Washington City Paper: DBH Questioned At Oversight About Overcrowding, Access to Treatment, and ‘Chaos’
Washington City Paper’s Ambar Castillo covered our recent testimony before the Committee on Health at the Department of Behavioral Health’s oversight performance hearing. We were pleased to join many community partners and residents in calling for the District to prioritize implementation of DBH’s School-Based Behavioral Health expansion program, stabilize its funding and improve access to clinicians:
Pandemic-era mental health challenges have hit youth hard, particularly Black and Brown girls in the District. Multiple witnesses said during the hearing that DBH needs to do more to target D.C. youth with school-based programs.

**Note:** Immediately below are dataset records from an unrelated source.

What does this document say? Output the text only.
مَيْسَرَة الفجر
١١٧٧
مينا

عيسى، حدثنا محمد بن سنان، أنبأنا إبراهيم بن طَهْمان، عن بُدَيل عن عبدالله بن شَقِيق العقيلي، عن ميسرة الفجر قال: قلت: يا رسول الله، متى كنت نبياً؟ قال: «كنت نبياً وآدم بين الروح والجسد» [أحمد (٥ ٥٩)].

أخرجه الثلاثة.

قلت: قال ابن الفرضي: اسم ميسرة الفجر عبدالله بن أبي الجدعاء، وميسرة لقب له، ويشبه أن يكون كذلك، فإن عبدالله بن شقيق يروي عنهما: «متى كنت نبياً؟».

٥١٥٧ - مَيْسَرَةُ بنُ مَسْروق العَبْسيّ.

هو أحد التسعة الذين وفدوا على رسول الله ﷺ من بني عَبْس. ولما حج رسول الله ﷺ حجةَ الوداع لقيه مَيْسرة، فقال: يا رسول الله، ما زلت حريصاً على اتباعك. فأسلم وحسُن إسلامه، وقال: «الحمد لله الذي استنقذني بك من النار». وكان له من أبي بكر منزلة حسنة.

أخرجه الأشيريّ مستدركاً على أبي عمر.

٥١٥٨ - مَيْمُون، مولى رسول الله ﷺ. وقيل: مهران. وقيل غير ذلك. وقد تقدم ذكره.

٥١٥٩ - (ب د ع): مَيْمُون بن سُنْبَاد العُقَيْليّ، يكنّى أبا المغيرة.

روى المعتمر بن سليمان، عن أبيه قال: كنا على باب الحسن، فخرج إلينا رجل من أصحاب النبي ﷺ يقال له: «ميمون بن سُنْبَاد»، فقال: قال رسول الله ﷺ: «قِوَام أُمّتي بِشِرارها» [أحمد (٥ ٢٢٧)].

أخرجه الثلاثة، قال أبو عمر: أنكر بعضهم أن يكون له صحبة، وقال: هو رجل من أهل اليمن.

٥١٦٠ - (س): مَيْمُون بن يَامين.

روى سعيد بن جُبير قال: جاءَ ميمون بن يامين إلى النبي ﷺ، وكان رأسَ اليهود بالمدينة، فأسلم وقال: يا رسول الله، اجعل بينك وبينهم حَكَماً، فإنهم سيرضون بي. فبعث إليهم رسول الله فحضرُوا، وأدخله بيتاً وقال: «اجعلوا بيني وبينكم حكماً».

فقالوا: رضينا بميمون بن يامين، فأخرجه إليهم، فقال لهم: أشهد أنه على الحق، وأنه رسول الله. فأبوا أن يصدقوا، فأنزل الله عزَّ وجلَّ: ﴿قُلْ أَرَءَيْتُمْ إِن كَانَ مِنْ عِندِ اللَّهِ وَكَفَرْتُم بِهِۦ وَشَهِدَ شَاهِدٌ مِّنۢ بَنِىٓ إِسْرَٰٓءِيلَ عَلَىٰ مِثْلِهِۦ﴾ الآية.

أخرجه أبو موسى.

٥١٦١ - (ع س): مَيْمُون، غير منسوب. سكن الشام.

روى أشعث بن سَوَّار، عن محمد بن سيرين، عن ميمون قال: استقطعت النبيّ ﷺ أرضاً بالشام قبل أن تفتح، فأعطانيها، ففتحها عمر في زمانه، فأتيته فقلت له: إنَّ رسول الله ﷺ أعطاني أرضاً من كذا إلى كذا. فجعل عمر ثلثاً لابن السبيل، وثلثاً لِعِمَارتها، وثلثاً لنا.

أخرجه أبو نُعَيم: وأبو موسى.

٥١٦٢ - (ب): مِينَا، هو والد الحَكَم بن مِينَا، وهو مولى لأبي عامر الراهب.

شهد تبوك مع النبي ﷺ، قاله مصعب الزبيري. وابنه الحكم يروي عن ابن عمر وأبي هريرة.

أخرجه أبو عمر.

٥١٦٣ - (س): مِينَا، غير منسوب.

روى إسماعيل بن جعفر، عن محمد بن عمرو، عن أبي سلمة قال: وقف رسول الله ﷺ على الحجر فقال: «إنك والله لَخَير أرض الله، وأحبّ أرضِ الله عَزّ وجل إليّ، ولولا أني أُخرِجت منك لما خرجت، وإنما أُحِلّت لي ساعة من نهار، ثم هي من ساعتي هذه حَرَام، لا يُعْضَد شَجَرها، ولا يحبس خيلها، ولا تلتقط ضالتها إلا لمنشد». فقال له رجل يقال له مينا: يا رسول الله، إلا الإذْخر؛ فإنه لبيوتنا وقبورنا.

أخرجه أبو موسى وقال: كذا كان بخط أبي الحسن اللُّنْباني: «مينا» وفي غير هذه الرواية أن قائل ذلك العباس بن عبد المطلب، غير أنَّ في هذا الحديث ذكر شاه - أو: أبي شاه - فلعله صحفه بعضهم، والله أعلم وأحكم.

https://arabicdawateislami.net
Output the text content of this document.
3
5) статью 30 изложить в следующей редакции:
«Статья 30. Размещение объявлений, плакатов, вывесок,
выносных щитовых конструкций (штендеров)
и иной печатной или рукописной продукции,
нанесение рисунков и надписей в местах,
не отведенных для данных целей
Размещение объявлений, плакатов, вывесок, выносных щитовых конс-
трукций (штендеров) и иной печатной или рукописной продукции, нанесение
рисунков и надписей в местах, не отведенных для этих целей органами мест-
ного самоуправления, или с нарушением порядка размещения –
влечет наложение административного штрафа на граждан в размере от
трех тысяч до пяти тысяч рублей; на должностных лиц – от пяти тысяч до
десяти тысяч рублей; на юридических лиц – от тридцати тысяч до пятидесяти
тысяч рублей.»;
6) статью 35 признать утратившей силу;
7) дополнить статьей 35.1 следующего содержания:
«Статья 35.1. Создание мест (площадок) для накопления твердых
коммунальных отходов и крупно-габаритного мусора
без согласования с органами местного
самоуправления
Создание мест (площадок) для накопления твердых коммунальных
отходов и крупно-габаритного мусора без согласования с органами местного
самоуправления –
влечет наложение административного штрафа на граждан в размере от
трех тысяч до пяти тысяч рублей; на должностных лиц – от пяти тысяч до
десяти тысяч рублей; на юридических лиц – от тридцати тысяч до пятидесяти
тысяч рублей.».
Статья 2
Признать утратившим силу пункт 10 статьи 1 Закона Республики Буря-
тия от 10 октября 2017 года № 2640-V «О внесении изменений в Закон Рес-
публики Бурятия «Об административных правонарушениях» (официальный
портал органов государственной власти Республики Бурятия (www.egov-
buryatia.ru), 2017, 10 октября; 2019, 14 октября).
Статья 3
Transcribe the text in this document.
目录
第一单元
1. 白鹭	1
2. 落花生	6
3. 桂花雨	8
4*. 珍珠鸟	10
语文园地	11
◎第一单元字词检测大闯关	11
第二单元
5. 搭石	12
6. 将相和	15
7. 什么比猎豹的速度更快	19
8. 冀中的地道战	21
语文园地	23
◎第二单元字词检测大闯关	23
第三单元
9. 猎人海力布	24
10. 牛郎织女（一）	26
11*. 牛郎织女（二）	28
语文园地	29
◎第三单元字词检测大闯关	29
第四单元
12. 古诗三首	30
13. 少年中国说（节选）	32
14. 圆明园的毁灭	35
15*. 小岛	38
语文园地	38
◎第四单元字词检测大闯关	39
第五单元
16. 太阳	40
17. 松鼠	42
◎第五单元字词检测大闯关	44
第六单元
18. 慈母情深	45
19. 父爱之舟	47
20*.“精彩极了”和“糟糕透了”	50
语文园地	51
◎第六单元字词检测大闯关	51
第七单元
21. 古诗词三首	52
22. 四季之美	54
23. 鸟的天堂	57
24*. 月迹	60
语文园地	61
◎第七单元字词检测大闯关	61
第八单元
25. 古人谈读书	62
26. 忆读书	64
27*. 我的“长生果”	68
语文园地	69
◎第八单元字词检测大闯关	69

“The inability to access behavioral health services is a serious obstacle to these children overcoming the traumas they’ve already experienced in their young lives,” said Tami Weerasingha-Cote of D.C.’s Children’s Law Center. She cited long wait lists for counseling and connection issues with the DBH’s access helpline and referral agencies. “The District’s failure to provide them with these needed services is yet another injustice they are suffering.”
Weerasingha-Cote and others demanded DBH ensure each D.C. public school have a mental health clinician. She said only 80 percent of DCPS schools currently have a clinician in place or onboarding, despite receiving funds in the 2022 budget.